Untuk menjangkau pulau ini, dari Kota Pulang Pisau hanya memakan waktu sekitar 20 menit melalui perjalanan darat. 

BACA JUGA: Gusmalini, Penemu Mi Labu Kuning, Khasiatnya? Wow

Dilanjutkan menumpang perahu melalui jalur sungai sekitar 10 menit.  

Sejumlah jurnalis di Pulang Pisau melakukan perjalanan singkat ke desa dan Pulau Mintin. 

Masyarakat, tokoh, dan aparat desa sekitar menginginkan agar tiga pulau itu tidak hanya sebatas onggokan tanah di tengah sungai atau sekadar nama pulau yang disebut-sebut penuh dengan cerita keramat. 

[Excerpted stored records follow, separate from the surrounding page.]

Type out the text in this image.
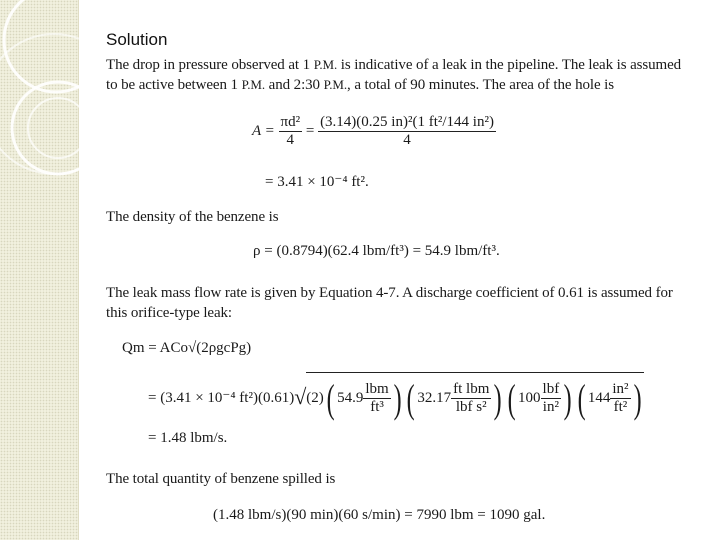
Solution
The drop in pressure observed at 1 P.M. is indicative of a leak in the pipeline. The leak is assumed to be active between 1 P.M. and 2:30 P.M., a total of 90 minutes. The area of the hole is
$A = \frac{\text{πd²}}{4} = \frac{\text{(3.14)(0.25 in)²(1 ft²/144 in²)}}{4}$
= 3.41 × 10⁻⁴ ft².
The density of the benzene is
ρ = (0.8794)(62.4 lbm/ft³) = 54.9 lbm/ft³.
The leak mass flow rate is given by Equation 4-7. A discharge coefficient of 0.61 is assumed for this orifice-type leak:
Qm = ACo√(2ρgcPg)
= (3.41 × 10⁻⁴ ft²)(0.61) √ (2) ( $54.9 \frac{\text{lbm}}{\text{ft³}}$ ) ( $32.17 \frac{\text{ft lbm}}{\text{lbf s²}}$ ) ( $100 \frac{\text{lbf}}{\text{in²}}$ ) ( $144 \frac{\text{in²}}{\text{ft²}}$ )
= 1.48 lbm/s.
The total quantity of benzene spilled is
(1.48 lbm/s)(90 min)(60 s/min) = 7990 lbm = 1090 gal.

Lebih dari itu, keberadaan Pulau Mintin diharapkan bisa menjadi lokasi wisata atau tempat yang mampu mendukung perbaikan ekonomi masyarakat.

”Pulau ini menyimpan banyak cerita sejarah, bahkan usianya bagi kami lebih tua dari usia Pulang Pisau,” ujar Uhing (60), tokoh Desa Mintin.

Sejarah itu berawal dari legenda Tamanggung Darung Bawan, tokoh sejarah yang dipercaya memiliki andil terbentuknya Pulau Mintin. Juga ada kisah-kisah mistis adanya seekor naga atau buaya kuning. 

”Buaya kuning yang menjadi penunggu pulau ini masih tersimpan dan terus kami percaya sampai hari ini,” tuturnya.

Saat menjejakkan kaki di Pulau Mintin  besar,  beragam jenis pepohonan khas Kalimantan sangat mudah ditemui. 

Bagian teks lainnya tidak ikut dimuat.